Duh! that was my point in first place - the policies have never been adopted - and that is why for nearly 3 decades there as been no significant change in road safety in Thailand.

It wasn't. You said: "For over 3 decades Thailand has had various “Road Safety Action Plans” and has espoused the virtues of the 5 “E”s (it has to be said with little effect) ... but without them, Road Safety in Thailand is doomed". 

You did not use the word adopted in the first place. 

Duh back. 

 

  • Like 2
7 hours ago, Khunwilko said:

Beware of people who use the word ”agenda’. They use it in a negative sense because usually don’t understand the argument or are too dumb to reply. They have a FEELING they don’t like it but can’t come up with a response so cover their ignorance with cynicism.

It is basically a form of ad hominem attack – it attacks the messenger rather than the message by erroneously inferring there is a subtle, even subversive, subtext to the argument that somehow invalidates it.

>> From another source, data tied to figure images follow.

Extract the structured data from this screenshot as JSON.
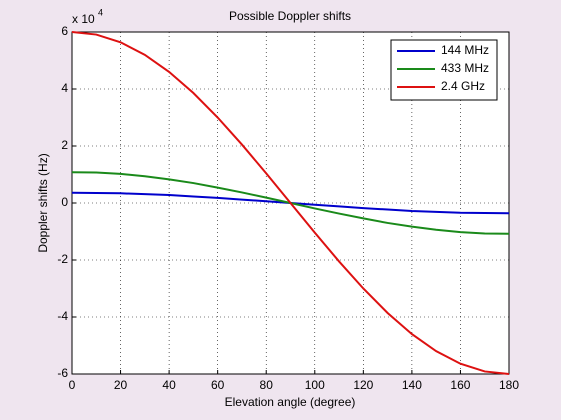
{
  "chart_data": {
    "type": "line",
    "title": "Possible Doppler shifts",
    "x_label": "Elevation angle (degree)",
    "y_label": "Doppler shifts (Hz)",
    "y_multiplier": {
      "base": "x 10",
      "power": "4"
    },
    "x": [
      0,
      10,
      20,
      30,
      40,
      50,
      60,
      70,
      80,
      90,
      100,
      110,
      120,
      130,
      140,
      150,
      160,
      170,
      180
    ],
    "series": [
      {
        "name": "144 MHz",
        "color": "#0000cc",
        "values": [
          0.36,
          0.35,
          0.34,
          0.31,
          0.28,
          0.23,
          0.18,
          0.12,
          0.06,
          0,
          -0.06,
          -0.12,
          -0.18,
          -0.23,
          -0.28,
          -0.31,
          -0.34,
          -0.35,
          -0.36
        ]
      },
      {
        "name": "433 MHz",
        "color": "#1a8a1a",
        "values": [
          1.08,
          1.07,
          1.02,
          0.94,
          0.83,
          0.7,
          0.54,
          0.37,
          0.19,
          0,
          -0.19,
          -0.37,
          -0.54,
          -0.7,
          -0.83,
          -0.94,
          -1.02,
          -1.07,
          -1.08
        ]
      },
      {
        "name": "2.4 GHz",
        "color": "#dd1111",
        "values": [
          6,
          5.91,
          5.64,
          5.2,
          4.6,
          3.86,
          3,
          2.05,
          1.04,
          0,
          -1.04,
          -2.05,
          -3,
          -3.86,
          -4.6,
          -5.2,
          -5.64,
          -5.91,
          -6
        ]
      }
    ],
    "xlim": [
      0,
      180
    ],
    "xticks": [
      0,
      20,
      40,
      60,
      80,
      100,
      120,
      140,
      160,
      180
    ],
    "ylim": [
      -6,
      6
    ],
    "yticks": [
      -6,
      -4,
      -2,
      0,
      2,
      4,
      6
    ],
    "grid": true,
    "legend": "top-right"
  }
}
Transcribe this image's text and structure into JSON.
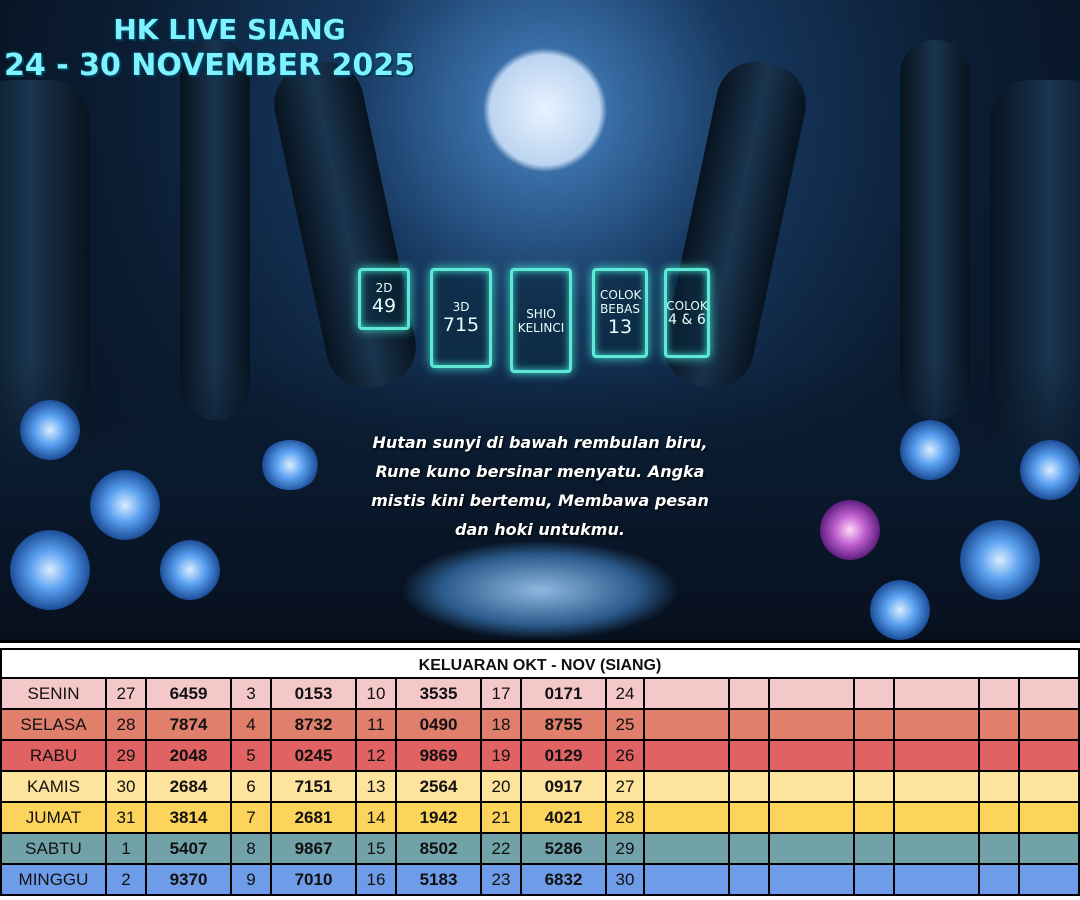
{
  "title": {
    "line1": "HK LIVE SIANG",
    "line2": "24 - 30 NOVEMBER 2025"
  },
  "predictions": [
    {
      "label": "2D",
      "value": "49"
    },
    {
      "label": "3D",
      "value": "715"
    },
    {
      "label": "SHIO",
      "value": "KELINCI"
    },
    {
      "label": "COLOK BEBAS",
      "value": "13"
    },
    {
      "label": "COLOK",
      "value": "4 & 6"
    }
  ],
  "poem": [
    "Hutan sunyi di bawah rembulan biru,",
    "Rune kuno bersinar menyatu. Angka",
    "mistis kini bertemu, Membawa pesan",
    "dan hoki untukmu."
  ],
  "table": {
    "title": "KELUARAN OKT - NOV (SIANG)",
    "rows": [
      {
        "day": "SENIN",
        "color": "#f4c7c9",
        "cells": [
          "27",
          "6459",
          "3",
          "0153",
          "10",
          "3535",
          "17",
          "0171",
          "24"
        ]
      },
      {
        "day": "SELASA",
        "color": "#e07f6c",
        "cells": [
          "28",
          "7874",
          "4",
          "8732",
          "11",
          "0490",
          "18",
          "8755",
          "25"
        ]
      },
      {
        "day": "RABU",
        "color": "#e06263",
        "cells": [
          "29",
          "2048",
          "5",
          "0245",
          "12",
          "9869",
          "19",
          "0129",
          "26"
        ]
      },
      {
        "day": "KAMIS",
        "color": "#fde39b",
        "cells": [
          "30",
          "2684",
          "6",
          "7151",
          "13",
          "2564",
          "20",
          "0917",
          "27"
        ]
      },
      {
        "day": "JUMAT",
        "color": "#fdd45b",
        "cells": [
          "31",
          "3814",
          "7",
          "2681",
          "14",
          "1942",
          "21",
          "4021",
          "28"
        ]
      },
      {
        "day": "SABTU",
        "color": "#70a2a8",
        "cells": [
          "1",
          "5407",
          "8",
          "9867",
          "15",
          "8502",
          "22",
          "5286",
          "29"
        ]
      },
      {
        "day": "MINGGU",
        "color": "#6e9ce8",
        "cells": [
          "2",
          "9370",
          "9",
          "7010",
          "16",
          "5183",
          "23",
          "6832",
          "30"
        ]
      }
    ]
  }
}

They can’t actually articulate this, so instead resort to the suggestion there is an “agenda”. As if that is something secret that we are all aware of already.

It’s a close relative of sealioning and reduction ad absurdum and false syllogism.

Confucius he say:

Far better to be too dumb to reply, than be too dumb to post in the first place.

  • Like 1
  • Haha 2
2 minutes ago, Fester said:

Confucius he say:

Far better to be too dumb to reply, than be too dumb to post in the first place.

Or, to quote Abraham Lincoln:
"It is better to be silent and be thought a fool, than to speak and remove all doubt."